Sözün balla kesildiği yerdeyim şimdi. Küçük bir köydü burası. Gün ışımış, bir yanda ise beşeriyetin telaşı. Kan ter içindeyim,Kâbuslar toparlanıyor bazen . Aralarında uzak bir mesafe varmış gibi. Kimsenin gözü kimseye ilişmiyor. Dama taşları gibi kim kime şah mat diyecekmiş gibi beklentide herkes sanki. O gün kurşuni bir hava vardı. Güneş ise üstünden atmış kisvesini unutmuş doğanının üstünde ateşli ateşli öpüşmeye bir istekli hiç sormayın. Yakıyordu güneşin önünde olup ta dokunduğum her şeyi.

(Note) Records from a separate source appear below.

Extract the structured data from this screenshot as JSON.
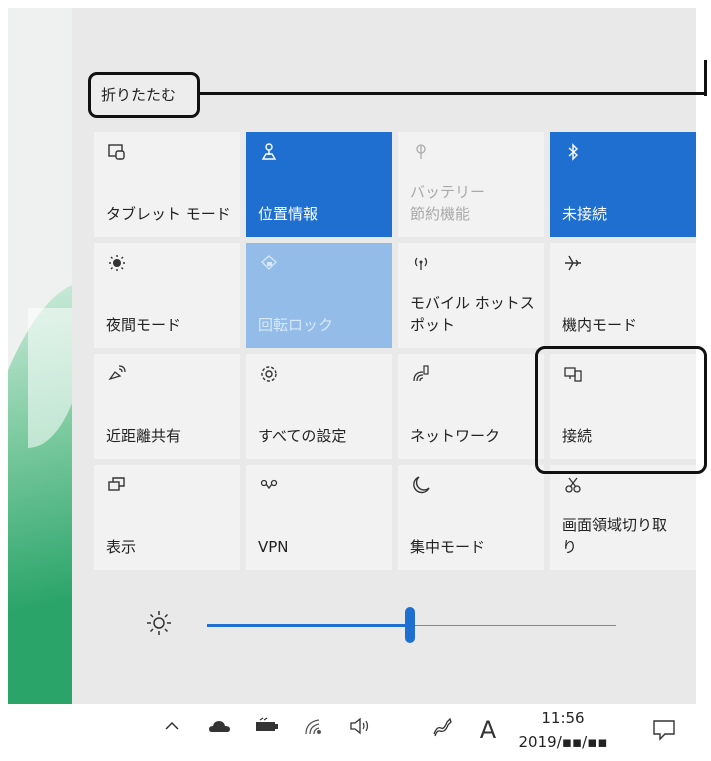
{
  "collapse_label": "折りたたむ",
  "tiles": [
    {
      "label": "タブレット モード",
      "icon": "tablet-mode-icon",
      "state": "normal"
    },
    {
      "label": "位置情報",
      "icon": "location-icon",
      "state": "active"
    },
    {
      "label": "バッテリー\n節約機能",
      "icon": "battery-saver-icon",
      "state": "disabled"
    },
    {
      "label": "未接続",
      "icon": "bluetooth-icon",
      "state": "active"
    },
    {
      "label": "夜間モード",
      "icon": "night-light-icon",
      "state": "normal"
    },
    {
      "label": "回転ロック",
      "icon": "rotation-lock-icon",
      "state": "disabled-active"
    },
    {
      "label": "モバイル ホットス\nポット",
      "icon": "mobile-hotspot-icon",
      "state": "normal"
    },
    {
      "label": "機内モード",
      "icon": "airplane-icon",
      "state": "normal"
    },
    {
      "label": "近距離共有",
      "icon": "nearby-share-icon",
      "state": "normal"
    },
    {
      "label": "すべての設定",
      "icon": "settings-gear-icon",
      "state": "normal"
    },
    {
      "label": "ネットワーク",
      "icon": "network-icon",
      "state": "normal"
    },
    {
      "label": "接続",
      "icon": "connect-icon",
      "state": "normal"
    },
    {
      "label": "表示",
      "icon": "project-icon",
      "state": "normal"
    },
    {
      "label": "VPN",
      "icon": "vpn-icon",
      "state": "normal"
    },
    {
      "label": "集中モード",
      "icon": "focus-assist-icon",
      "state": "normal"
    },
    {
      "label": "画面領域切り取\nり",
      "icon": "screen-snip-icon",
      "state": "normal"
    }
  ],
  "brightness": {
    "icon": "brightness-icon",
    "level_fraction": 0.5
  },
  "taskbar": {
    "time": "11:56",
    "date": "2019/▪▪/▪▪",
    "ime": "A",
    "icons": [
      "chevron-up-icon",
      "onedrive-icon",
      "battery-icon",
      "wifi-icon",
      "volume-icon",
      "pen-icon",
      "ime-icon",
      "notifications-icon"
    ]
  },
  "colors": {
    "accent": "#1f6fd0",
    "accent_disabled": "#93bde8",
    "panel": "#e9e9e9",
    "tile": "#f2f2f2"
  }
}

Ya! Rüzgâra demeli bulutları sanki kamçılıyordu, yağmur damlaları birazdan sırılsıklam düşecek. Kâinatın küllü zerresine. Bu seyir anında, İçimde bir heyecan demlendi bile masamı sandalyemi bir bardak suyum olarak çıktım balkona. Başladım çevremde mütevazı olayları, seyretmeye. Evim tam köyün karışı tarafına düşüyordu. Yani manzaram inanılmaz güzeldi.insanların yürek telaşını ben çok net göre biliyordum oturduğum yerde. Bu arada dalmışım ne kadar düşüncelerin içinde cebeleştiğimi bilmiyorum. Köyün içinde yavaş yavaş bir hareketlenme fark etim. O noktaya pür dikkat kesildim.
“acaba ne oldu?” diyerek.
Kalabalık çoğalması kesildi koşuşmalar birden durdu. kimseleri göremiyordum. Sanırım kötü şeylerin belirtileri ağırlığını koydu ortaya. Bende fazla dayanamadım. Gitmek için yerimde doğrulmaya çalıştım. Merakım arttırmıştı tozunu.
Benim olay yerine adım adım her yaklaşmamda,çığlık sesleri sanki göğün en yüce noktasına yükseliyordu. Yüreğim köşeye sıkışmış, nefes almakta güçlük çekiyordum. En nihayetinde Güllü teyzelerin kapsına vardım. Kalabalık orda istiflenmişti. Beni görenler yolu açmak için çabaladılar.Öğretmen olmak, devletin bir memuru olmak, çok önemsenir çünkü toplumuzda. Önemsenmeli de. Aydınlık yarınları minik beyinlere çizen öğretmendir. Çok meşekatilı bir meslektir. Onu da demeden geçmeyeyim.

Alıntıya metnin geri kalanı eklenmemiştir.